The main product of my startup is written in Clojure, a language that puts enormous pressure on the memory garbage collector due to the pervasive use of immutable data structures. The new Z garbage collector on JVM has been a blessing for us, as it has largely solved our memory problems. However, there are a few points that one needs to pay attention.

Large pages

We followed the suggestion on the ZGC page to enable large pages.

Here is the easiest way to enable large page on Debian Linux: add "hugepages=9216" to GRUB_CMDLINE_LINUX_DEFAUT line in the /etc/default/grub file, issue update-grub as root, then reboot. This creates 9216 huge pages that are 2MB each (default), totaling 18GB. In the JVM startup options, add -XX:+UseLargePages to enable large pages in JVM.

The ZGC page says:

Configuring ZGC to use large pages will generally yield better performance (in terms of throughput, latency and start up time) and comes with no real disadvantage.

Unfortunately, that is not always true.

As mentioned, our Clojure application puts a lot of pressure on GC. After the application has been up for a few days and after heavy loads, it will become extremely slow, resulting in customer complaints. We had to restart the application when that happened.

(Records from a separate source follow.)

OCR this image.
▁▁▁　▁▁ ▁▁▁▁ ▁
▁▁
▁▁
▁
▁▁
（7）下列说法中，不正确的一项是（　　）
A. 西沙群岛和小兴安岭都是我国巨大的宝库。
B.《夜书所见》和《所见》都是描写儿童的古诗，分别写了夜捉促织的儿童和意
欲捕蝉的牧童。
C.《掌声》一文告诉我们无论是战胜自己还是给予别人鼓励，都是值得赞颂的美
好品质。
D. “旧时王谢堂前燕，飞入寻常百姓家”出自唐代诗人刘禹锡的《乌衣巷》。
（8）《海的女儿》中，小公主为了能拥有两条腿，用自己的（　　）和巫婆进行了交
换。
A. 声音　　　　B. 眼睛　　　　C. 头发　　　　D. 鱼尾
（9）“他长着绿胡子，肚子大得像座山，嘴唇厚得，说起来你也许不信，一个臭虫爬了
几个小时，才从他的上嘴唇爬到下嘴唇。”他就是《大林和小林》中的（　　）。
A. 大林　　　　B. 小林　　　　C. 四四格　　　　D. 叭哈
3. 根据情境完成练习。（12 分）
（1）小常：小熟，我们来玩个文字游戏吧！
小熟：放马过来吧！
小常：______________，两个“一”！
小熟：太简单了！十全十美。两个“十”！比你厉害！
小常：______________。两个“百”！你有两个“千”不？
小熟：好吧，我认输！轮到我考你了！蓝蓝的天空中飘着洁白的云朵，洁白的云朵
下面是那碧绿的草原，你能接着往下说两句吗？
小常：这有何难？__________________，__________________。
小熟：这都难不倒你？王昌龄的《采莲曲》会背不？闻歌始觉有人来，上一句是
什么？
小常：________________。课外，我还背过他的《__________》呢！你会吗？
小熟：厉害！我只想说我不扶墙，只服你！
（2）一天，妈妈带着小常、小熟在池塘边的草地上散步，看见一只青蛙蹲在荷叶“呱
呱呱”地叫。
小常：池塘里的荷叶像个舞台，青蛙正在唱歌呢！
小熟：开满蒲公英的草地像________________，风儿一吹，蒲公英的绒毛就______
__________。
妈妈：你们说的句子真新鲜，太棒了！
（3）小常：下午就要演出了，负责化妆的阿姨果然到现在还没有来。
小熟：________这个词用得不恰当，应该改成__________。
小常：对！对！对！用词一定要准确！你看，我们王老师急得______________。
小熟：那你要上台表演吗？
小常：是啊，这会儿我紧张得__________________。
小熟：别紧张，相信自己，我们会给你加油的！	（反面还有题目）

Disabling large pages (reverse the above steps) removed the problem.

It appears that the culprit is memory fragmentation. As described here:

for a system that has been up for a long time, excessive fragmentation can make it impossible to reserve enough large page memory.

That is to say, be careful with large pages. Avoid it if memory pressure is high.

Number of Concurrent GC Threads

Since a Clojure application allocates tons of temporary objects then discards them, the garbage collector has more work to do. JVM's default setting of -XX:ConcGCThreads tends to be lower than necessary for a Clojure application under load. For example, by default, ZGC collector will only use one concurrent CG thread on a four core machine, which is definitely not enough. Setting the number to be two seems to be the minimum. I set it to three on our 8 core production servers. It seems to work well.